The Bible tells us that there are seven deadly sins which take us away from Freedom. The most paramount of all sins is considered, by the way, pride. It is always put as the most potent of all the Cardinal sins. Pride. “He that is proud eats up himself; pride is his glass, his trumpet, his conical, and whatever praises itself by the deed devours itself by self-praise.”
The second one is covetousness, which is similar to acquisitiveness or avariciousness or greed; it has also many connotations. It is considered a deadly sin.
Then, of course, well-known to everybody—the all-devouring lust. So long as lust (for whatever!) smells good in our nostrils, we smell bad for the Divine! Lust is the cardinal sin which one should fear most. Lust deprives the senses and makes man a beggar. Lust is the greatest enemy of the Divine Law. Envy, too, that green monster, the snake, which devours your vitality, your well-being, your peace and your sense of justice—is a deadly sin.
Another deadly sin is gluttony—very objectionable indeed. And gluttony is not only physically loading yourself with drink and food, but one can be a glutton psychologically too.
And the sixth one is sloth; laziness; inability to D.I.N., or do it now; inability to fulfil things, to be alert, to be concentrated; Tamasic procrastination has many angles.
The seventh deadly sin is anger—an "impotent passion"! Anger begins in folly and ends in repentance according to ancient wisdom. And Emerson: "Man makes his inferiors his superiors through his anger!"

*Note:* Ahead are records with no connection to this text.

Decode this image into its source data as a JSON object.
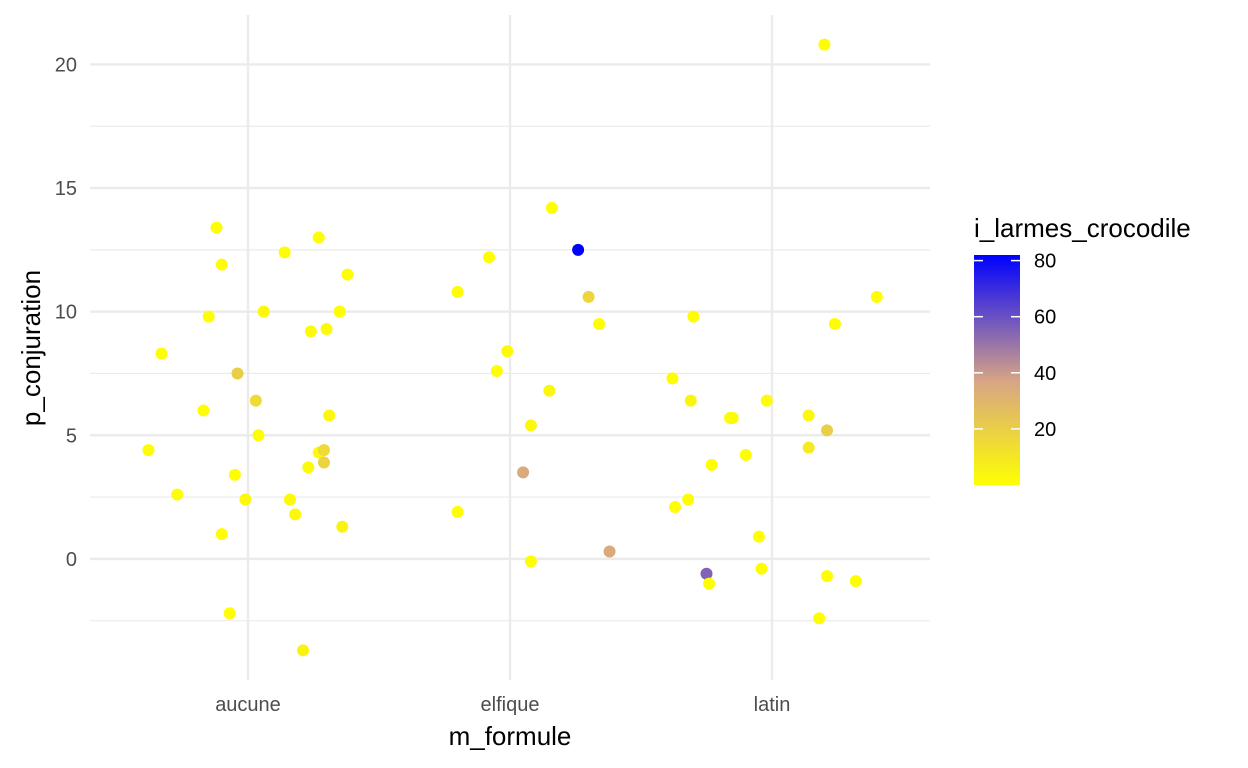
{
  "chart_data": {
    "type": "scatter",
    "title": "",
    "xlabel": "m_formule",
    "ylabel": "p_conjuration",
    "categories": [
      "aucune",
      "elfique",
      "latin"
    ],
    "y_ticks": [
      "0",
      "5",
      "10",
      "15",
      "20"
    ],
    "ylim": [
      -4.9,
      22.0
    ],
    "x_jitter_note": "",
    "grid": true,
    "legend": {
      "title": "i_larmes_crocodile",
      "placement": "right",
      "ticks": [
        "20",
        "40",
        "60",
        "80"
      ],
      "min": 0,
      "max": 82,
      "low_color": "#ffff00",
      "high_color": "#0000ff"
    },
    "points": [
      {
        "x": "aucune",
        "jitter": -0.38,
        "y": 4.4,
        "c": 1
      },
      {
        "x": "aucune",
        "jitter": -0.33,
        "y": 8.3,
        "c": 1
      },
      {
        "x": "aucune",
        "jitter": -0.27,
        "y": 2.6,
        "c": 1
      },
      {
        "x": "aucune",
        "jitter": -0.17,
        "y": 6.0,
        "c": 1
      },
      {
        "x": "aucune",
        "jitter": -0.15,
        "y": 9.8,
        "c": 1
      },
      {
        "x": "aucune",
        "jitter": -0.12,
        "y": 13.4,
        "c": 1
      },
      {
        "x": "aucune",
        "jitter": -0.1,
        "y": 11.9,
        "c": 1
      },
      {
        "x": "aucune",
        "jitter": -0.1,
        "y": 1.0,
        "c": 1
      },
      {
        "x": "aucune",
        "jitter": -0.07,
        "y": -2.2,
        "c": 1
      },
      {
        "x": "aucune",
        "jitter": -0.05,
        "y": 3.4,
        "c": 1
      },
      {
        "x": "aucune",
        "jitter": -0.04,
        "y": 7.5,
        "c": 20
      },
      {
        "x": "aucune",
        "jitter": -0.01,
        "y": 2.4,
        "c": 3
      },
      {
        "x": "aucune",
        "jitter": 0.03,
        "y": 6.4,
        "c": 15
      },
      {
        "x": "aucune",
        "jitter": 0.04,
        "y": 5.0,
        "c": 1
      },
      {
        "x": "aucune",
        "jitter": 0.06,
        "y": 10.0,
        "c": 3
      },
      {
        "x": "aucune",
        "jitter": 0.14,
        "y": 12.4,
        "c": 1
      },
      {
        "x": "aucune",
        "jitter": 0.16,
        "y": 2.4,
        "c": 2
      },
      {
        "x": "aucune",
        "jitter": 0.18,
        "y": 1.8,
        "c": 3
      },
      {
        "x": "aucune",
        "jitter": 0.21,
        "y": -3.7,
        "c": 5
      },
      {
        "x": "aucune",
        "jitter": 0.23,
        "y": 3.7,
        "c": 2
      },
      {
        "x": "aucune",
        "jitter": 0.24,
        "y": 9.2,
        "c": 2
      },
      {
        "x": "aucune",
        "jitter": 0.27,
        "y": 13.0,
        "c": 1
      },
      {
        "x": "aucune",
        "jitter": 0.27,
        "y": 4.3,
        "c": 2
      },
      {
        "x": "aucune",
        "jitter": 0.29,
        "y": 3.9,
        "c": 18
      },
      {
        "x": "aucune",
        "jitter": 0.29,
        "y": 4.4,
        "c": 15
      },
      {
        "x": "aucune",
        "jitter": 0.3,
        "y": 9.3,
        "c": 2
      },
      {
        "x": "aucune",
        "jitter": 0.31,
        "y": 5.8,
        "c": 3
      },
      {
        "x": "aucune",
        "jitter": 0.35,
        "y": 10.0,
        "c": 1
      },
      {
        "x": "aucune",
        "jitter": 0.36,
        "y": 1.3,
        "c": 5
      },
      {
        "x": "aucune",
        "jitter": 0.38,
        "y": 11.5,
        "c": 1
      },
      {
        "x": "elfique",
        "jitter": -0.2,
        "y": 10.8,
        "c": 1
      },
      {
        "x": "elfique",
        "jitter": -0.2,
        "y": 1.9,
        "c": 1
      },
      {
        "x": "elfique",
        "jitter": -0.08,
        "y": 12.2,
        "c": 1
      },
      {
        "x": "elfique",
        "jitter": -0.05,
        "y": 7.6,
        "c": 1
      },
      {
        "x": "elfique",
        "jitter": -0.01,
        "y": 8.4,
        "c": 2
      },
      {
        "x": "elfique",
        "jitter": 0.05,
        "y": 3.5,
        "c": 35
      },
      {
        "x": "elfique",
        "jitter": 0.08,
        "y": 5.4,
        "c": 3
      },
      {
        "x": "elfique",
        "jitter": 0.08,
        "y": -0.1,
        "c": 1
      },
      {
        "x": "elfique",
        "jitter": 0.15,
        "y": 6.8,
        "c": 3
      },
      {
        "x": "elfique",
        "jitter": 0.16,
        "y": 14.2,
        "c": 1
      },
      {
        "x": "elfique",
        "jitter": 0.26,
        "y": 12.5,
        "c": 82
      },
      {
        "x": "elfique",
        "jitter": 0.3,
        "y": 10.6,
        "c": 17
      },
      {
        "x": "elfique",
        "jitter": 0.34,
        "y": 9.5,
        "c": 1
      },
      {
        "x": "elfique",
        "jitter": 0.38,
        "y": 0.3,
        "c": 35
      },
      {
        "x": "latin",
        "jitter": -0.38,
        "y": 7.3,
        "c": 1
      },
      {
        "x": "latin",
        "jitter": -0.37,
        "y": 2.1,
        "c": 1
      },
      {
        "x": "latin",
        "jitter": -0.32,
        "y": 2.4,
        "c": 1
      },
      {
        "x": "latin",
        "jitter": -0.31,
        "y": 6.4,
        "c": 4
      },
      {
        "x": "latin",
        "jitter": -0.3,
        "y": 9.8,
        "c": 1
      },
      {
        "x": "latin",
        "jitter": -0.25,
        "y": -0.6,
        "c": 55
      },
      {
        "x": "latin",
        "jitter": -0.24,
        "y": -1.0,
        "c": 1
      },
      {
        "x": "latin",
        "jitter": -0.23,
        "y": 3.8,
        "c": 1
      },
      {
        "x": "latin",
        "jitter": -0.16,
        "y": 5.7,
        "c": 1
      },
      {
        "x": "latin",
        "jitter": -0.15,
        "y": 5.7,
        "c": 2
      },
      {
        "x": "latin",
        "jitter": -0.1,
        "y": 4.2,
        "c": 1
      },
      {
        "x": "latin",
        "jitter": -0.05,
        "y": 0.9,
        "c": 1
      },
      {
        "x": "latin",
        "jitter": -0.04,
        "y": -0.4,
        "c": 1
      },
      {
        "x": "latin",
        "jitter": -0.02,
        "y": 6.4,
        "c": 1
      },
      {
        "x": "latin",
        "jitter": 0.14,
        "y": 5.8,
        "c": 3
      },
      {
        "x": "latin",
        "jitter": 0.14,
        "y": 4.5,
        "c": 8
      },
      {
        "x": "latin",
        "jitter": 0.18,
        "y": -2.4,
        "c": 1
      },
      {
        "x": "latin",
        "jitter": 0.2,
        "y": 20.8,
        "c": 1
      },
      {
        "x": "latin",
        "jitter": 0.21,
        "y": 5.2,
        "c": 20
      },
      {
        "x": "latin",
        "jitter": 0.21,
        "y": -0.7,
        "c": 1
      },
      {
        "x": "latin",
        "jitter": 0.24,
        "y": 9.5,
        "c": 1
      },
      {
        "x": "latin",
        "jitter": 0.32,
        "y": -0.9,
        "c": 1
      },
      {
        "x": "latin",
        "jitter": 0.4,
        "y": 10.6,
        "c": 1
      }
    ]
  }
}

Think about the danger of these "deadly" sins seriously and humbly, and quickly eliminate the poison. One has to get rid of these deadly sins first, before one can hope to be able to meditate sincerely and lead an intensely heightened life. Without such inwardness, it is impossible to tread the Road to Freedom.
Unless you are deeply disappointed, deeply hurt by life in ignorance, unless you start to rebel against the terrible slavery to the evil forces within you, you are in the rut, in the never-ending Samsara. Usually we make the turn towards divinisation of our life when we are shaken by the humiliation of meaningless worldly life or are inspired by something which surpasses it, surpasses infinitely. In both cases we turn to Truth and our life is changed dramatically. Not that great effort is not involved, but the very effort becomes the song.
A new attitude of mind is required, a completely new attitude of mind. It requires protracted Sadhana, protracted meditation upon God as the only Power which can neutralise all the lesser powers—the powers of the Cause and Effect included. It is not at all easy to change your mentality. It is not at all easy to start meditating day after day and night after night upon the Supreme who is above the dualities, above the good and the evil. But when you are all the time appealing that ONE, you pronounce everything else the lesser power, the half-truth, and you establish the new Will, the one concentrated Force within yourself. It is very difficult, but this is the only way to Freedom.